# Introduction to text embeddings on S&P 500 news

objectives# 📌 Objectives

By the end of this notebook, students will be able to:

1. **Retrieve Financial News:**
   - Use the `yfinance` library to gather news headlines for all companies in the S&P 500 index.

2. **Clean and Structure Financial Text Data:**
   - Extract and organize relevant metadata (e.g., ticker, title, summary, publication date, URL) into a structured pandas DataFrame.

3. **Generate Text Embeddings:**
   - Apply a pre-trained sentence transformer model (`all-MiniLM-L6-v2`) to convert news headlines and summaries into numerical embeddings.

4. **Apply Clustering Techniques:**
   - Use K-Means clustering to identify groups of similar news articles based on semantic content.

5. **Determine Optimal Number of Clusters:**
   - Evaluate clustering quality using silhouette scores to find the best number of clusters.

6. **Visualize High-Dimensional Embeddings:**
   - Reduce the embedding space using PCA and visualize clusters in two dimensions.

7. **Interpret Cluster Themes:**
   - Analyze representative news


## Install and Import important librairies

In [None]:
%pip install pandas
%pip install yfinance
%pip install lxml
%pip install -U sentence-transformers

In [None]:
from sentence_transformers import SentenceTransformer
import pandas as pd
from sklearn.cluster import KMeans
from sklearn.decomposition import PCA
import matplotlib.pyplot as plt
from sentence_transformers import SentenceTransformer
import pandas as pd
from sklearn.metrics import silhouette_score
import yfinance as yf

## Get the list of stocks in the S&P 500

In [None]:
# Read and print the stock tickers that make up S&P500
df_tickers = pd.read_html(
    'https://en.wikipedia.org/wiki/List_of_S%26P_500_companies')[0]

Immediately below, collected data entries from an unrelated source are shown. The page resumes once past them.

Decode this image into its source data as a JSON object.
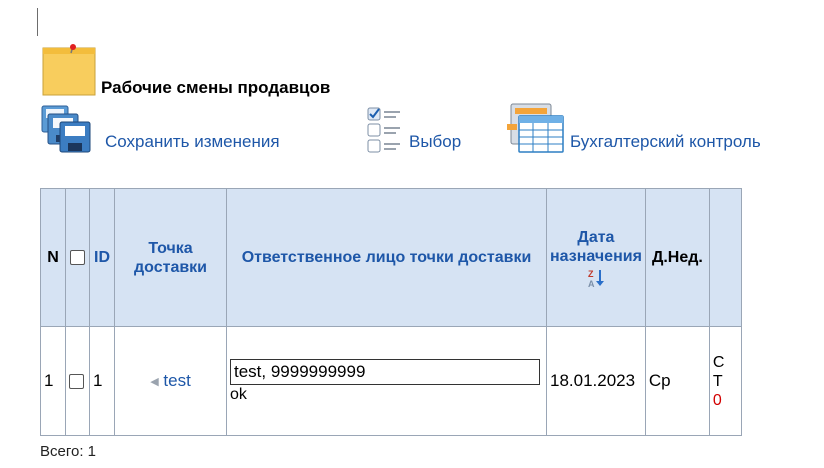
{
  "page": {
    "title": "Рабочие смены продавцов"
  },
  "toolbar": {
    "save_label": "Сохранить изменения",
    "select_label": "Выбор",
    "accounting_label": "Бухгалтерский контроль"
  },
  "table": {
    "headers": {
      "n": "N",
      "id": "ID",
      "point": "Точка доставки",
      "responsible": "Ответственное лицо точки доставки",
      "date": "Дата назначения",
      "weekday": "Д.Нед."
    },
    "rows": [
      {
        "n": "1",
        "id": "1",
        "point": "test",
        "responsible_value": "test, 9999999999",
        "responsible_note": "ok",
        "date": "18.01.2023",
        "weekday": "Ср",
        "extra_1": "С",
        "extra_2": "Т",
        "extra_3": "0"
      }
    ]
  },
  "footer": {
    "total": "Всего: 1"
  },
  "colors": {
    "link": "#1e57a8",
    "header_bg": "#d6e3f3",
    "border": "#9aa6b6",
    "alert": "#d20000"
  }
}
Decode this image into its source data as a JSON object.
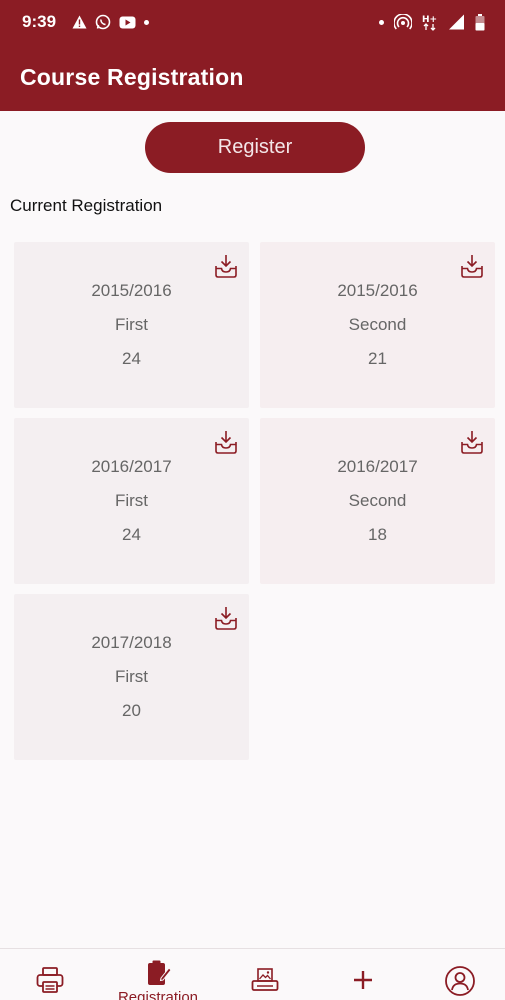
{
  "status_bar": {
    "time": "9:39"
  },
  "app_bar": {
    "title": "Course Registration"
  },
  "actions": {
    "register_label": "Register"
  },
  "section": {
    "title": "Current Registration"
  },
  "registrations": [
    {
      "session": "2015/2016",
      "semester": "First",
      "units": "24"
    },
    {
      "session": "2015/2016",
      "semester": "Second",
      "units": "21"
    },
    {
      "session": "2016/2017",
      "semester": "First",
      "units": "24"
    },
    {
      "session": "2016/2017",
      "semester": "Second",
      "units": "18"
    },
    {
      "session": "2017/2018",
      "semester": "First",
      "units": "20"
    }
  ],
  "bottom_nav": {
    "items": [
      {
        "icon": "printer-icon",
        "label": ""
      },
      {
        "icon": "clipboard-icon",
        "label": "Registration",
        "active": true
      },
      {
        "icon": "image-print-icon",
        "label": ""
      },
      {
        "icon": "plus-icon",
        "label": ""
      },
      {
        "icon": "user-icon",
        "label": ""
      }
    ]
  },
  "colors": {
    "primary": "#8b1c24",
    "card_background": "#f4eff1",
    "card_text": "#666666",
    "page_background": "#fbf9fa"
  }
}
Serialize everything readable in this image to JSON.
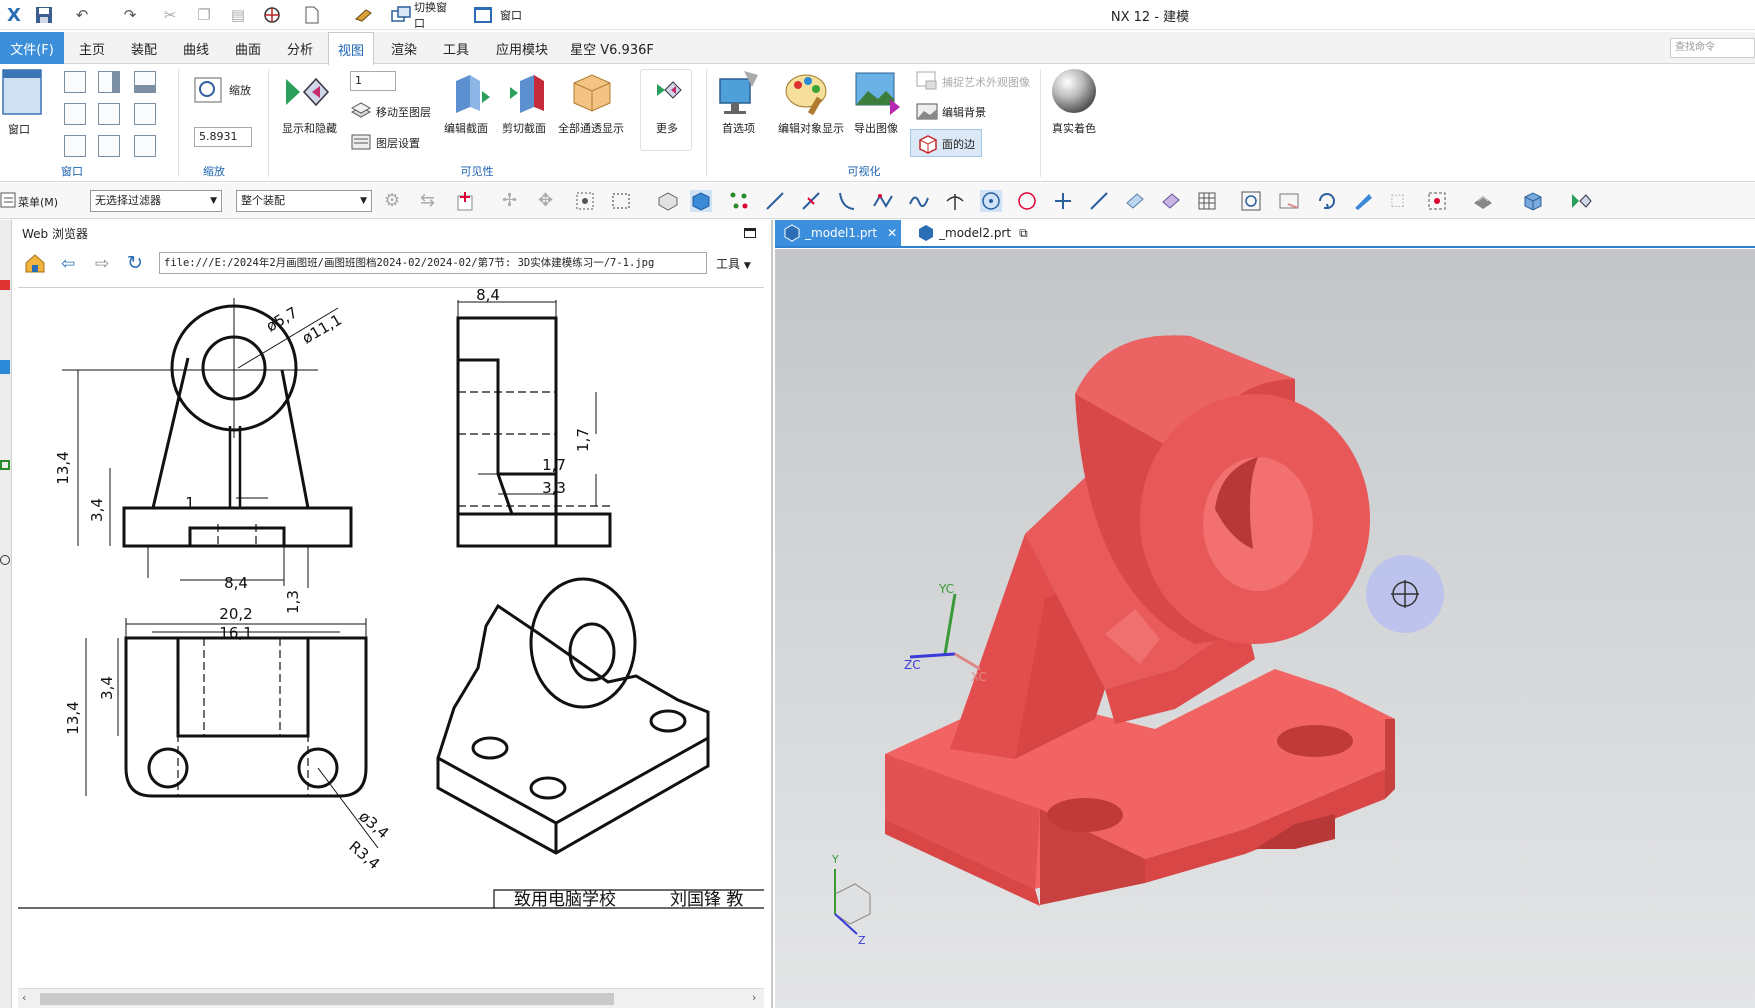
{
  "app": {
    "title": "NX 12 - 建模",
    "logo": "X"
  },
  "menubar": {
    "file": "文件(F)",
    "tabs": [
      "主页",
      "装配",
      "曲线",
      "曲面",
      "分析",
      "视图",
      "渲染",
      "工具",
      "应用模块",
      "星空 V6.936F"
    ],
    "active_tab": "视图",
    "search_placeholder": "查找命令"
  },
  "quick_access": {
    "switch_window": "切换窗口",
    "window": "窗口"
  },
  "ribbon": {
    "window_group": {
      "label": "窗口",
      "button": "窗口"
    },
    "zoom_group": {
      "label": "缩放",
      "zoom_button": "缩放",
      "zoom_value": "5.8931"
    },
    "layer_value": "1",
    "visibility_group": {
      "label": "可见性",
      "show_hide": "显示和隐藏",
      "move_to_layer": "移动至图层",
      "layer_settings": "图层设置",
      "edit_section": "编辑截面",
      "clip_section": "剪切截面",
      "all_transparent": "全部通透显示",
      "more": "更多"
    },
    "visualization_group": {
      "label": "可视化",
      "preferences": "首选项",
      "edit_object_display": "编辑对象显示",
      "export_image": "导出图像",
      "capture_art": "捕捉艺术外观图像",
      "edit_background": "编辑背景",
      "face_edges": "面的边",
      "true_shading": "真实着色"
    }
  },
  "selection_bar": {
    "menu": "菜单(M)",
    "filter": "无选择过滤器",
    "scope": "整个装配"
  },
  "browser": {
    "title": "Web 浏览器",
    "url": "file:///E:/2024年2月画图班/画图班图档2024-02/2024-02/第7节: 3D实体建模练习一/7-1.jpg",
    "tools": "工具",
    "drawing": {
      "dims": [
        "8,4",
        "ø5,7",
        "ø11,1",
        "13,4",
        "3,4",
        "1",
        "8,4",
        "1,3",
        "1,7",
        "1,7",
        "3,3",
        "20,2",
        "16,1",
        "13,4",
        "3,4",
        "ø3,4",
        "R3,4"
      ],
      "title_block": [
        "致用电脑学校",
        "刘国锋 教"
      ]
    }
  },
  "graphics": {
    "tabs": [
      {
        "label": "_model1.prt",
        "active": true
      },
      {
        "label": "_model2.prt",
        "active": false
      }
    ],
    "model_color": "#e85050",
    "axes": [
      "YC",
      "ZC",
      "XC"
    ],
    "triad": [
      "Y",
      "Z"
    ]
  }
}
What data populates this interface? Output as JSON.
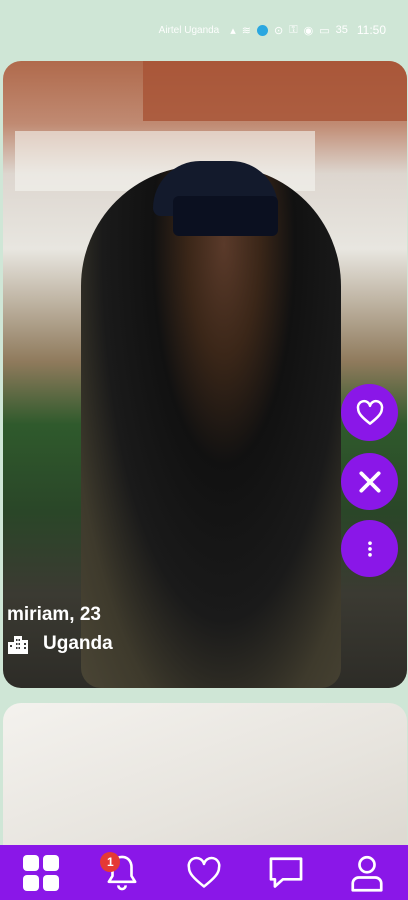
{
  "status_bar": {
    "carrier": "Airtel Uganda",
    "battery": "35",
    "time": "11:50"
  },
  "profile_card": {
    "name": "miriam, 23",
    "location": "Uganda"
  },
  "action_buttons": {
    "like_icon": "heart-icon",
    "dislike_icon": "close-icon",
    "more_icon": "more-vertical-icon"
  },
  "bottom_nav": {
    "items": [
      {
        "icon": "grid-icon"
      },
      {
        "icon": "bell-icon",
        "badge": "1"
      },
      {
        "icon": "heart-icon"
      },
      {
        "icon": "chat-icon"
      },
      {
        "icon": "user-icon"
      }
    ]
  },
  "colors": {
    "accent": "#8a17e8",
    "background": "#cfe6d6",
    "badge": "#e53935"
  }
}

display(df_tickers.head())

In [None]:
ticker_list = df_tickers['Symbol'].tolist()

In [None]:
print(f"Number of tickers in the list: {len(ticker_list)}")

## Get the news of all 500 stocks in the S&P 500 Index
Use the yfinance library to retrieve the news of all 500 stocks in the index.
https://ranaroussi.github.io/yfinance/reference/yfinance.stock.html

### Get the news in a dictionary

In [None]:
news_dict = {}
for ticker in ticker_list:
    try:
        stock = yf.Ticker(ticker)
        news_dict[ticker] = stock.news
    except Exception as e:
        print(f"Could not get news for {ticker}: {e}")

print(f"Successfully retrieved news for {len(news_dict)} tickers.")

In [None]:
# Printing the first 10 items of the dictionary
for i, (ticker, news_list) in enumerate(news_dict.items()):
    if i >= 10:
        break
    print(f"News for {ticker}: {news_list}")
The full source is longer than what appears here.